26 Aralık 2012 Çarşamba 23:42

Enver Paşa 4 Ağustos 1922’de çok da çarpıcı bir biçimde yaşamını yitirdi. Enver Paşa’yla ilgili tüm yayınlarda onun Pamir Dağı eteklerinde, Belcuvan’ın Çeğen yöresinde, Kızıl Ordu birliklerine karşı savaşırken öldürüldüğü yazılır. Ama kimin öldürdüğü bilinmezdi; ta ki 4 Şubat 1985 tarihinde Hayk Hayrebetyan’ın anılarına dayanarak, araştırmacı Kevork Pamukcıyan’ın Kanada’da yayınlanan Horizon adlı dergisinde çıkan yazısına kadar. Bu yazı, doğruysa eğer, Enver Paşa’yı, Kızıl Ordu’nun önde gelen komutanlarından Hagop Melkumov’un öldürdüğünü belirtti. Ölümün üzerindeki sis perdesi az biraz yırtıldıysa da, tam anlamıyla kalkmadı.

Olay bu yazıya göre şöyle oluştu: Enver Paşa’nın Doğu Buhara’daki karargahı Kofrun Kışlasındaydı. Emrindeki güçlerin sayısı tam olarak Enver Paşabilinmiyor. Şevket Süreyya Aydemir bu sayının 25 olduğunu öne sürerken kimileri sayının 200 binlere tırmandığını anlatıyor! O dönemde Kızıl Ordu’ya karşı bir tür gerilla savaşı yürüttüğü ve de hayli başarılı olduğundan“asker sayısı 25 civarındaydı” saptaması biraz tuhaf geliyor insana. Ama 17-20 bin arasında olduğunu birçok kaynak belirtir. Her neyse biz Horizon dergisindeki yazıya dönelim. Bu yazıda şöyle bir bölüm var: “Melkumov’un bin 500 süvari ve 800 piyadeden oluşan küçük bir birliği vardı ve sayısal açıdan çok zayıf olduğu için saldırıyı şafak sökerken yapmayı tasarlamıştı.” O gece vadiyi sis bastığından Kızıl Ordu birlikleri Kofrun Kışlası’na görünmeden yaklaşabildi. Kışla büyük bir bağın içindeydi.

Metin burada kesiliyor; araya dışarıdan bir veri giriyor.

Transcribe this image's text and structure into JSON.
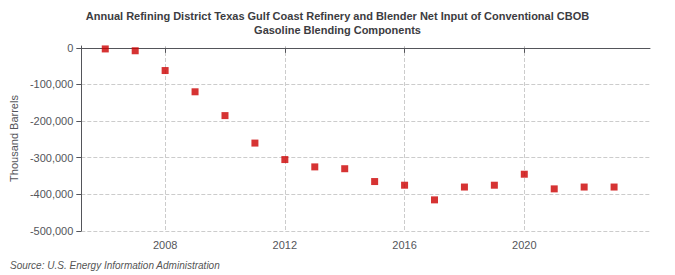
{
  "chart_data": {
    "type": "scatter",
    "title": "Annual Refining District Texas Gulf Coast Refinery and Blender Net Input of Conventional CBOB\nGasoline Blending Components",
    "ylabel": "Thousand Barrels",
    "source": "Source: U.S. Energy Information Administration",
    "x": [
      2006,
      2007,
      2008,
      2009,
      2010,
      2011,
      2012,
      2013,
      2014,
      2015,
      2016,
      2017,
      2018,
      2019,
      2020,
      2021,
      2022,
      2023
    ],
    "values": [
      -3000,
      -8000,
      -62000,
      -120000,
      -185000,
      -260000,
      -305000,
      -325000,
      -330000,
      -365000,
      -375000,
      -415000,
      -380000,
      -375000,
      -345000,
      -385000,
      -380000,
      -380000
    ],
    "color": "#cc0000",
    "marker": "square",
    "xlim": [
      2005.2,
      2024.2
    ],
    "xticks": [
      2008,
      2012,
      2016,
      2020
    ],
    "ylim": [
      -500000,
      5000
    ],
    "yticks": [
      0,
      {
        "value": -100000,
        "label": "-100,000"
      },
      {
        "value": -200000,
        "label": "-200,000"
      },
      {
        "value": -300000,
        "label": "-300,000"
      },
      {
        "value": -400000,
        "label": "-400,000"
      },
      {
        "value": -500000,
        "label": "-500,000"
      }
    ],
    "grid": true
  }
}
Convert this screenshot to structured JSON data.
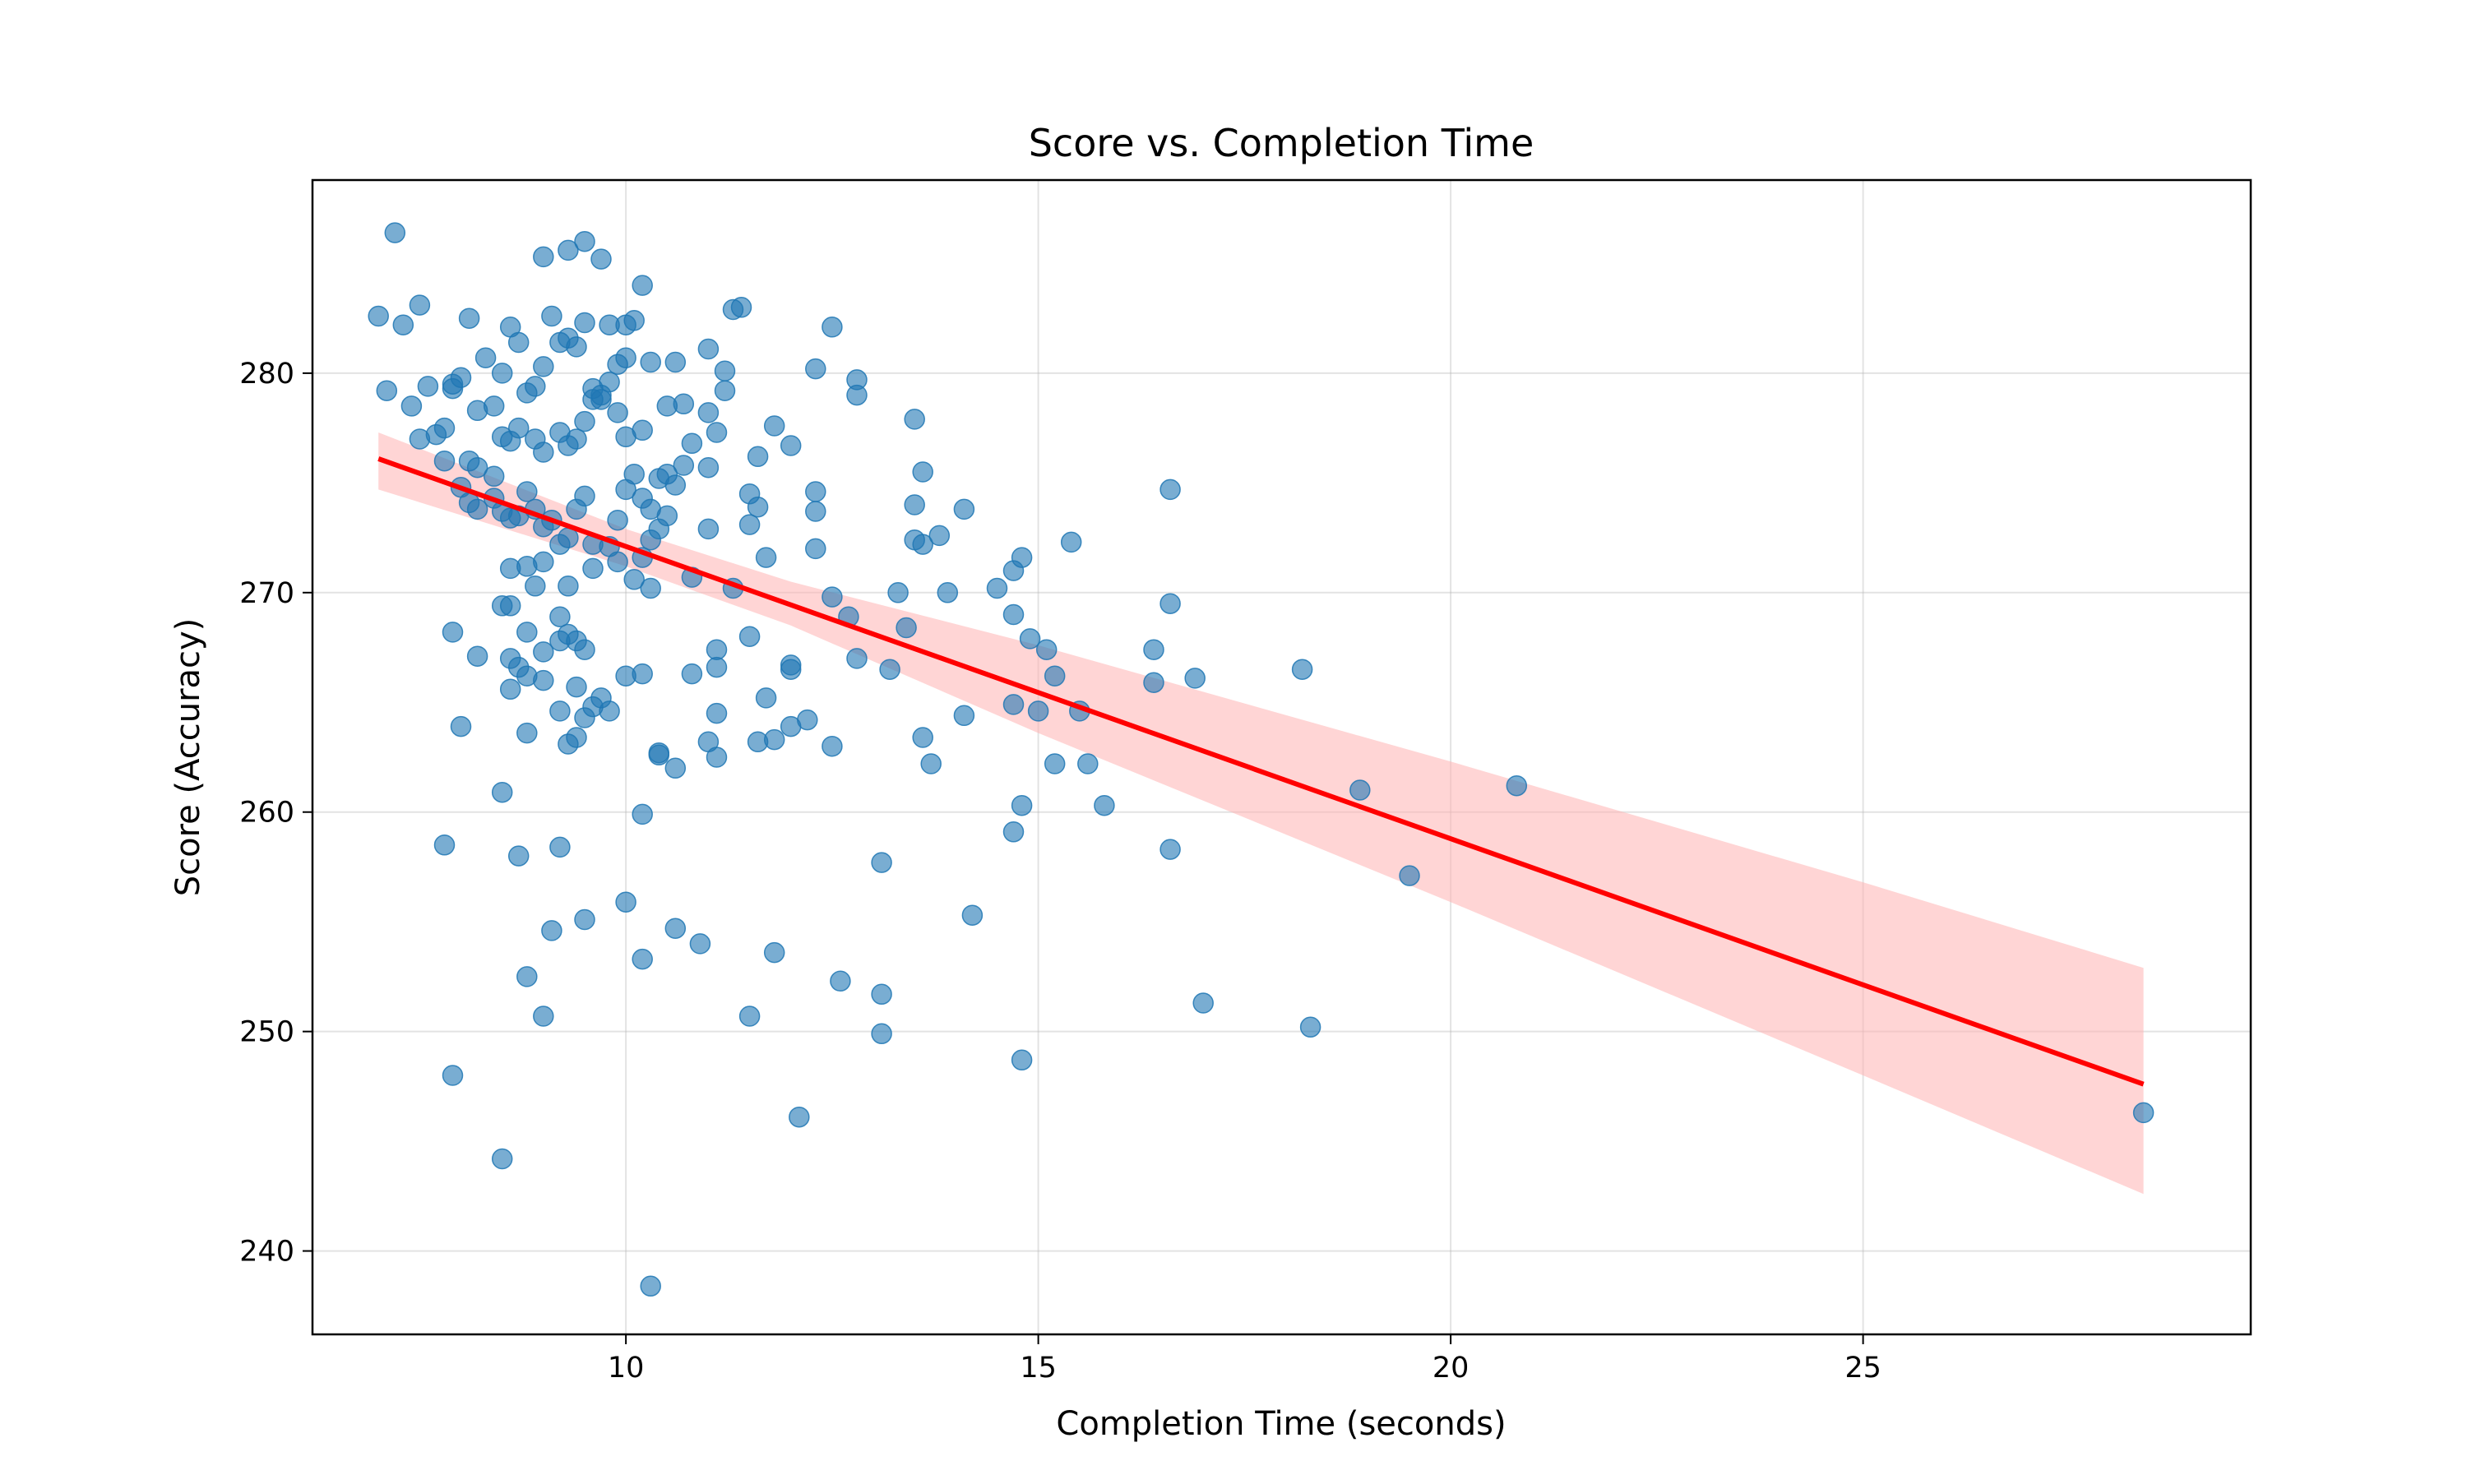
{
  "chart_data": {
    "type": "scatter",
    "title": "Score vs. Completion Time",
    "xlabel": "Completion Time (seconds)",
    "ylabel": "Score (Accuracy)",
    "xlim": [
      6.2,
      29.7
    ],
    "ylim": [
      236.2,
      288.8
    ],
    "xticks": [
      10,
      15,
      20,
      25
    ],
    "yticks": [
      240,
      250,
      260,
      270,
      280
    ],
    "grid": true,
    "colors": {
      "points": "#1f77b4",
      "fit_line": "#ff0000",
      "confidence_band": "#ffb3b3"
    },
    "regression": {
      "x_start": 7.0,
      "y_start": 276.1,
      "x_end": 28.4,
      "y_end": 247.6,
      "band_upper": [
        [
          7.0,
          277.3
        ],
        [
          10.0,
          272.9
        ],
        [
          12.0,
          270.5
        ],
        [
          15.0,
          267.6
        ],
        [
          20.0,
          262.3
        ],
        [
          25.0,
          256.8
        ],
        [
          28.4,
          252.9
        ]
      ],
      "band_lower": [
        [
          7.0,
          274.7
        ],
        [
          10.0,
          271.2
        ],
        [
          12.0,
          268.5
        ],
        [
          15.0,
          263.6
        ],
        [
          20.0,
          255.9
        ],
        [
          25.0,
          248.0
        ],
        [
          28.4,
          242.6
        ]
      ]
    },
    "points": [
      [
        7.0,
        282.6
      ],
      [
        7.2,
        286.4
      ],
      [
        7.3,
        282.2
      ],
      [
        7.5,
        283.1
      ],
      [
        7.1,
        279.2
      ],
      [
        7.4,
        278.5
      ],
      [
        7.5,
        277.0
      ],
      [
        7.7,
        277.2
      ],
      [
        7.8,
        277.5
      ],
      [
        7.9,
        279.5
      ],
      [
        7.6,
        279.4
      ],
      [
        7.9,
        279.3
      ],
      [
        8.0,
        279.8
      ],
      [
        8.1,
        282.5
      ],
      [
        8.3,
        280.7
      ],
      [
        8.2,
        278.3
      ],
      [
        8.4,
        278.5
      ],
      [
        8.5,
        280.0
      ],
      [
        8.6,
        282.1
      ],
      [
        8.7,
        281.4
      ],
      [
        8.8,
        279.1
      ],
      [
        8.9,
        279.4
      ],
      [
        9.0,
        280.3
      ],
      [
        9.1,
        282.6
      ],
      [
        9.2,
        281.4
      ],
      [
        9.3,
        281.6
      ],
      [
        9.4,
        281.2
      ],
      [
        9.5,
        282.3
      ],
      [
        9.6,
        279.3
      ],
      [
        9.7,
        278.8
      ],
      [
        9.8,
        279.6
      ],
      [
        9.9,
        280.4
      ],
      [
        10.0,
        280.7
      ],
      [
        10.1,
        282.4
      ],
      [
        10.2,
        284.0
      ],
      [
        10.3,
        280.5
      ],
      [
        9.0,
        285.3
      ],
      [
        9.3,
        285.6
      ],
      [
        9.5,
        286.0
      ],
      [
        9.7,
        285.2
      ],
      [
        10.0,
        282.2
      ],
      [
        9.8,
        282.2
      ],
      [
        10.6,
        280.5
      ],
      [
        11.0,
        281.1
      ],
      [
        11.2,
        280.1
      ],
      [
        11.3,
        282.9
      ],
      [
        11.4,
        283.0
      ],
      [
        11.2,
        279.2
      ],
      [
        10.5,
        278.5
      ],
      [
        10.7,
        278.6
      ],
      [
        12.3,
        280.2
      ],
      [
        12.5,
        282.1
      ],
      [
        12.8,
        279.7
      ],
      [
        12.8,
        279.0
      ],
      [
        13.5,
        277.9
      ],
      [
        12.0,
        276.7
      ],
      [
        11.8,
        277.6
      ],
      [
        11.6,
        276.2
      ],
      [
        11.1,
        277.3
      ],
      [
        11.0,
        278.2
      ],
      [
        8.1,
        276.0
      ],
      [
        8.2,
        275.7
      ],
      [
        8.4,
        275.3
      ],
      [
        8.5,
        277.1
      ],
      [
        8.7,
        277.5
      ],
      [
        8.6,
        276.9
      ],
      [
        8.9,
        277.0
      ],
      [
        9.0,
        276.4
      ],
      [
        9.2,
        277.3
      ],
      [
        9.3,
        276.7
      ],
      [
        9.4,
        277.0
      ],
      [
        9.5,
        277.8
      ],
      [
        9.6,
        278.8
      ],
      [
        9.7,
        279.0
      ],
      [
        9.9,
        278.2
      ],
      [
        10.0,
        277.1
      ],
      [
        10.2,
        277.4
      ],
      [
        7.8,
        276.0
      ],
      [
        8.0,
        274.8
      ],
      [
        8.1,
        274.1
      ],
      [
        8.2,
        273.8
      ],
      [
        8.4,
        274.3
      ],
      [
        8.5,
        273.7
      ],
      [
        8.6,
        273.4
      ],
      [
        8.7,
        273.5
      ],
      [
        8.8,
        274.6
      ],
      [
        8.9,
        273.8
      ],
      [
        9.0,
        273.0
      ],
      [
        9.1,
        273.3
      ],
      [
        9.2,
        272.2
      ],
      [
        9.3,
        272.5
      ],
      [
        9.4,
        273.8
      ],
      [
        9.5,
        274.4
      ],
      [
        9.6,
        272.2
      ],
      [
        9.8,
        272.1
      ],
      [
        9.9,
        273.3
      ],
      [
        10.0,
        274.7
      ],
      [
        10.1,
        275.4
      ],
      [
        10.2,
        274.3
      ],
      [
        10.3,
        273.8
      ],
      [
        10.4,
        275.2
      ],
      [
        10.5,
        275.4
      ],
      [
        10.6,
        274.9
      ],
      [
        10.7,
        275.8
      ],
      [
        10.8,
        276.8
      ],
      [
        11.0,
        275.7
      ],
      [
        10.3,
        272.4
      ],
      [
        10.4,
        272.9
      ],
      [
        10.5,
        273.5
      ],
      [
        10.2,
        271.6
      ],
      [
        9.9,
        271.4
      ],
      [
        9.6,
        271.1
      ],
      [
        9.3,
        270.3
      ],
      [
        9.0,
        271.4
      ],
      [
        8.8,
        271.2
      ],
      [
        8.6,
        271.1
      ],
      [
        8.9,
        270.3
      ],
      [
        10.1,
        270.6
      ],
      [
        10.3,
        270.2
      ],
      [
        10.8,
        270.7
      ],
      [
        11.0,
        272.9
      ],
      [
        11.3,
        270.2
      ],
      [
        11.5,
        274.5
      ],
      [
        11.6,
        273.9
      ],
      [
        11.5,
        273.1
      ],
      [
        11.7,
        271.6
      ],
      [
        12.3,
        274.6
      ],
      [
        12.3,
        273.7
      ],
      [
        12.3,
        272.0
      ],
      [
        13.6,
        275.5
      ],
      [
        13.5,
        274.0
      ],
      [
        13.5,
        272.4
      ],
      [
        13.6,
        272.2
      ],
      [
        13.8,
        272.6
      ],
      [
        14.1,
        273.8
      ],
      [
        13.3,
        270.0
      ],
      [
        13.9,
        270.0
      ],
      [
        14.5,
        270.2
      ],
      [
        14.7,
        271.0
      ],
      [
        14.8,
        271.6
      ],
      [
        15.4,
        272.3
      ],
      [
        12.5,
        269.8
      ],
      [
        12.7,
        268.9
      ],
      [
        13.4,
        268.4
      ],
      [
        14.7,
        269.0
      ],
      [
        14.9,
        267.9
      ],
      [
        15.1,
        267.4
      ],
      [
        16.6,
        274.7
      ],
      [
        16.6,
        269.5
      ],
      [
        16.4,
        267.4
      ],
      [
        16.9,
        266.1
      ],
      [
        16.4,
        265.9
      ],
      [
        15.2,
        266.2
      ],
      [
        15.5,
        264.6
      ],
      [
        14.7,
        264.9
      ],
      [
        15.0,
        264.6
      ],
      [
        18.2,
        266.5
      ],
      [
        8.5,
        269.4
      ],
      [
        8.6,
        269.4
      ],
      [
        8.6,
        267.0
      ],
      [
        8.7,
        266.6
      ],
      [
        8.8,
        268.2
      ],
      [
        9.0,
        267.3
      ],
      [
        9.2,
        268.9
      ],
      [
        9.3,
        268.1
      ],
      [
        9.2,
        267.8
      ],
      [
        9.4,
        267.8
      ],
      [
        9.5,
        267.4
      ],
      [
        10.0,
        266.2
      ],
      [
        10.2,
        266.3
      ],
      [
        10.8,
        266.3
      ],
      [
        11.1,
        267.4
      ],
      [
        11.1,
        266.6
      ],
      [
        11.5,
        268.0
      ],
      [
        12.0,
        266.7
      ],
      [
        12.0,
        266.5
      ],
      [
        12.8,
        267.0
      ],
      [
        13.2,
        266.5
      ],
      [
        7.9,
        268.2
      ],
      [
        8.2,
        267.1
      ],
      [
        8.6,
        265.6
      ],
      [
        8.8,
        266.2
      ],
      [
        9.0,
        266.0
      ],
      [
        9.2,
        264.6
      ],
      [
        9.4,
        265.7
      ],
      [
        9.5,
        264.3
      ],
      [
        9.6,
        264.8
      ],
      [
        9.7,
        265.2
      ],
      [
        9.8,
        264.6
      ],
      [
        8.8,
        263.6
      ],
      [
        9.3,
        263.1
      ],
      [
        9.4,
        263.4
      ],
      [
        10.4,
        262.7
      ],
      [
        10.4,
        262.6
      ],
      [
        10.6,
        262.0
      ],
      [
        11.0,
        263.2
      ],
      [
        11.1,
        262.5
      ],
      [
        11.1,
        264.5
      ],
      [
        11.6,
        263.2
      ],
      [
        11.7,
        265.2
      ],
      [
        11.8,
        263.3
      ],
      [
        12.0,
        263.9
      ],
      [
        12.2,
        264.2
      ],
      [
        12.5,
        263.0
      ],
      [
        13.6,
        263.4
      ],
      [
        13.7,
        262.2
      ],
      [
        14.1,
        264.4
      ],
      [
        15.2,
        262.2
      ],
      [
        15.6,
        262.2
      ],
      [
        8.0,
        263.9
      ],
      [
        8.5,
        260.9
      ],
      [
        10.2,
        259.9
      ],
      [
        14.7,
        259.1
      ],
      [
        14.8,
        260.3
      ],
      [
        15.8,
        260.3
      ],
      [
        18.9,
        261.0
      ],
      [
        20.8,
        261.2
      ],
      [
        7.8,
        258.5
      ],
      [
        8.7,
        258.0
      ],
      [
        9.2,
        258.4
      ],
      [
        13.1,
        257.7
      ],
      [
        16.6,
        258.3
      ],
      [
        19.5,
        257.1
      ],
      [
        9.5,
        255.1
      ],
      [
        9.1,
        254.6
      ],
      [
        10.0,
        255.9
      ],
      [
        10.6,
        254.7
      ],
      [
        10.9,
        254.0
      ],
      [
        11.8,
        253.6
      ],
      [
        14.2,
        255.3
      ],
      [
        8.8,
        252.5
      ],
      [
        10.2,
        253.3
      ],
      [
        12.6,
        252.3
      ],
      [
        13.1,
        251.7
      ],
      [
        9.0,
        250.7
      ],
      [
        11.5,
        250.7
      ],
      [
        13.1,
        249.9
      ],
      [
        14.8,
        248.7
      ],
      [
        17.0,
        251.3
      ],
      [
        18.3,
        250.2
      ],
      [
        7.9,
        248.0
      ],
      [
        8.5,
        244.2
      ],
      [
        12.1,
        246.1
      ],
      [
        28.4,
        246.3
      ],
      [
        10.3,
        238.4
      ]
    ]
  }
}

Melkumov, ortasında altın rengi bir hilal olan yeşil bayrağın başında nöbet tutan kırmızı sarıklı nöbetçileri (Basmacıları) görünce pek sevindi çünkü bu nöbetçiler Enver Paşa’nın kışlada olduğunun kanıtıydı. Baskın basanındır hesabı Melkumov saldırıya geçti, zaman yitirmeksizin.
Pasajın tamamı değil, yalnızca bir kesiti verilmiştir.